A raíz de la reventa de entradas para ver la gira de despedida de Grateful Dead, Julio Valdeón Blanco reflexiona esta semana sobre el “desfile” que se produce en los conciertos cuyas entradas alcanzan una reventa astronómica y el comercio que se genera a su alrededor.

 

 

Una sección de JULIO VALDEÓN BLANCO.

 

 

–1 de marzo

Hablábamos el otro día de Grateful Dead y otras vacas sagradas de los sesenta. Leo que las entradas para su despedida cotizan a 10.000 dólares en la reventa. ¿El precio de la nostalgia? Más bien la constatación de que el destino del rock era convertirse en pasto de coleccionistas y turistas pudientes que compran a precio de esmeralda colombiana o ático marbellí el selfie con el que beneficiaran su colección de autorretratos digitales.  No hay otra. La industria es un reducto que apuesta por el pelotazo de las reediciones imposibles, las filigranas barrocas y los conciertos a los que ya solo asisten banqueros, ejecutivos, abogados y otros extraños seres a los que distingues desde el gallinero. Tú con tus prismáticos y ellos en las primeras filas.

Me viene a la memoria uno de los últimos conciertos a los que he asistido, en el Upper West Side. Entre fanáticos del artista y peregrinos extasiados abundaban también las modelos monísimas, aupadas a tacones automáticos y con cara de espantoso, mortal aburrimiento; los tipos con pinta de haber trapicheado esa misma tarde con la deuda soberana de un país del Tercer Mundo mientras compraban los bonos de otro al que pretendían eviscerar en el matadero de Wall Street; los fulanos que cada dos canciones, especialmente las baladas, sentían la urgencia de levantarse rumbo al bar como si aquello fuera una repetición de “Días sin huella” y ellos los fanáticos propietarios de un hígado en proceso de demolición acelerada.

Qué difícil abstraerse de semejante desfile y no caer en el odio de clase, en plan por qué demonios este personal, al que le importa una higa lo que suceda en el escenario, la interpretación del cantante, los caprichos del guitarrista, el orden del repertorio, puede permitírselo y servidor tiene que elegir entre perderse la mayoría de los conciertos o cimentar una bonita trayectoria como resuelto atracador de bancos.
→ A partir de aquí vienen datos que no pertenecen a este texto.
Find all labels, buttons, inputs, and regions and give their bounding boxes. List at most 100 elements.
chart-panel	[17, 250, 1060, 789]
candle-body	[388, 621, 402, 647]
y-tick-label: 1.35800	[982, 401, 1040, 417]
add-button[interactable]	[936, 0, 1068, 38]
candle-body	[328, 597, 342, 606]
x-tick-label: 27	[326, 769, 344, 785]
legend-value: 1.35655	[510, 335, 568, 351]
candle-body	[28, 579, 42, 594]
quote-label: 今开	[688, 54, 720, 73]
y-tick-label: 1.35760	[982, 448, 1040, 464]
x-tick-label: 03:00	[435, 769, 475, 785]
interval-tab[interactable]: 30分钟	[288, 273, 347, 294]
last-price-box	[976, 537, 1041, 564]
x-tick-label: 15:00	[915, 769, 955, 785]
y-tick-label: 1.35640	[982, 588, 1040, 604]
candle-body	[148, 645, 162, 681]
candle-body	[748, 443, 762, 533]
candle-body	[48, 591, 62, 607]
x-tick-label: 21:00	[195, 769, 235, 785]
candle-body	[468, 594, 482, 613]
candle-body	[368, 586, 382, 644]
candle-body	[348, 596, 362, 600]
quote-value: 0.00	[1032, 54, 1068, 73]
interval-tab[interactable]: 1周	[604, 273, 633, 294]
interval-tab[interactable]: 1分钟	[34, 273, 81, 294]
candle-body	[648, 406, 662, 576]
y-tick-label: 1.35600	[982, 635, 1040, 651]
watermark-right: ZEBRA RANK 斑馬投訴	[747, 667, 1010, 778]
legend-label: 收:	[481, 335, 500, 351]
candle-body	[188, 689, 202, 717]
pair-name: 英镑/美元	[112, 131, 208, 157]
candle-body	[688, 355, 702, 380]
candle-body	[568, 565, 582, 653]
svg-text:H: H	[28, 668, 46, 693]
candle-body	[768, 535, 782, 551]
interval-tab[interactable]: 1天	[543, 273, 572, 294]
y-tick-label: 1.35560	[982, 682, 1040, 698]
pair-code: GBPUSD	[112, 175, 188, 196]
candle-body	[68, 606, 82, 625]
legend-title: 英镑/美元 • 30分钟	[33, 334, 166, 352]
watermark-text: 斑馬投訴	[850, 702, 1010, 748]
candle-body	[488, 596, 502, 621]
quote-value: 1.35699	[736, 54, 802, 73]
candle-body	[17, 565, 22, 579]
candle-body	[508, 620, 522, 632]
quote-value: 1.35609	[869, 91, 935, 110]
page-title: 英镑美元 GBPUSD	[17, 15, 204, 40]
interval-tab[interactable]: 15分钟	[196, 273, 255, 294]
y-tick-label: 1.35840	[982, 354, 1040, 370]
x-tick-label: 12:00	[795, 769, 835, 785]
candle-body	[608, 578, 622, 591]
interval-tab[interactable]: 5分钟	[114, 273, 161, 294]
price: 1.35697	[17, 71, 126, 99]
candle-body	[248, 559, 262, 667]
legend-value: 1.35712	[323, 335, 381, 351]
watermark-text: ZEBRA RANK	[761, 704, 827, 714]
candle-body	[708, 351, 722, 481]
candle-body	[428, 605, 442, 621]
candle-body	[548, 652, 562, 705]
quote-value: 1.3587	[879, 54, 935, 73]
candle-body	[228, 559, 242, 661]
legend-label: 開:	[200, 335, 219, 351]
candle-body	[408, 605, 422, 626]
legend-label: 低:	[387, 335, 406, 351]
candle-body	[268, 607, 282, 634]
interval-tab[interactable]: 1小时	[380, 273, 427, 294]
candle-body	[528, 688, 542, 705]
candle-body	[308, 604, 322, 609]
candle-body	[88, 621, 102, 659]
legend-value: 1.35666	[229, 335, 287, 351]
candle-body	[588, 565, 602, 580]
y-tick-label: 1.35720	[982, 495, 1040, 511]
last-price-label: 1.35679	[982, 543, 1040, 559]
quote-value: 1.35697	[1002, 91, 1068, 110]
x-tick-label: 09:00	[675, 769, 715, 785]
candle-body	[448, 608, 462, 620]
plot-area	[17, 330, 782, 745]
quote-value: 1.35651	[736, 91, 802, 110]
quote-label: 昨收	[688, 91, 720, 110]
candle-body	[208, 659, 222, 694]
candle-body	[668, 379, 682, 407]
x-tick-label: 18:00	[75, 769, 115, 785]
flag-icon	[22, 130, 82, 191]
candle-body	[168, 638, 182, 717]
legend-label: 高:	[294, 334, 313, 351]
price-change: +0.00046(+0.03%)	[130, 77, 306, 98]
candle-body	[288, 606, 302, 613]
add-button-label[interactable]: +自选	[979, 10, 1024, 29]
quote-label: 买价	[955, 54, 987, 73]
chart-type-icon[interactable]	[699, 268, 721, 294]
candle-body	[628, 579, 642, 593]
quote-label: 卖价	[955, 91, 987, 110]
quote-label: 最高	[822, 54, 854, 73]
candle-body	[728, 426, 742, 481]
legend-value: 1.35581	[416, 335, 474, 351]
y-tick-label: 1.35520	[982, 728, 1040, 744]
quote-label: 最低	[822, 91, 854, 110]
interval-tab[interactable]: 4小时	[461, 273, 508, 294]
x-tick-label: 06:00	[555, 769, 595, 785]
Bah. Mejor concentrarse en la música y felicidades a los afortunados que despidan a los Dead. Por más que en el 95 palmase su principal dinamo, Jerry Garcia. Aunque el espectáculo, morboso, lujoso y tramposo, tenga mucho de nostalgia recalcitrante y misa pintoresca, de mentira a mayor gloria de un pasado que ya sólo entiende de gusanos.

 

–2 de marzo

Un apunte que olvidé ayer: la reventa está ligada por vía intravenosa a las carroñeras políticas de unos intermediarios que copan el mercado y colocan en cuestión de segundos muchas de las entradas en sus propias webs paralelas, donde el negocio, solo al alcance de las más reputadas tarjetas black madrileñas, cotiza feroz. Mucho introducir unos caracteres para detectar ordenadores o androides o leches; mucho hacer pucheros cuando Bruce Springsteen saca una carta poniéndote a caldo. A la hora de la verdad, las diez en punto, o sea, al salir a la venta las entradas, arranca la maquinaria de unos monopolios adictos a rebañar el sumidero de los beneficios posibles y después también, por sport, los inconfesables. Cuando comprendes que, supongamos, asistir a un recital de los Rolling Stones te costaría igual que comprar de nuevo toda su discográfica, que ya posees en cuatro o cinco ediciones, es el momento de decidir si canjearás tus últimos restos de dignidad y tus ahorros por la supuesta magia de un espectáculo exprimido hasta el coma inexorable. Naturalmente te lanzas a degüello y ya veremos más adelante qué hacemos con el bendito alquiler y cómo le explicas al casero que Keith sólo hay uno.

 

–4 de marzo

Dicen por España que no sé quién, enarbolando no sé qué cataplasma, nos representará en Eurovisión. Que si la canción de Eurovisión, más que mala, es vomitiva. Que la cantante da pena. Que los arreglos, asco. Algunos periódicos incluso le dedican artículos en plan sesudo. Con mucha indignación y mucho dato. Como si Eurovisión no fuera un comedero de patos cuya estética raya a la misma altura que la del vestuario de los patinadores sobre hielo o las tertulias de los comentaristas de un reality show tras la ingesta de una fabada. El único pecado de Eurovisión, empero, igual que el de esos programas de televisión que confundían la vocación de rockero o cantautor con la de ameno vocalista de orquesta de casino o plaza mayor, es el de quienes la utilizan para, pudiendo hablar de algo nutritivo en los medios –privilegiados propietarios de un espacio– matan el tiempo escribiendo obviedades. Yo mismo, vaya. Lo sé y me disculpo.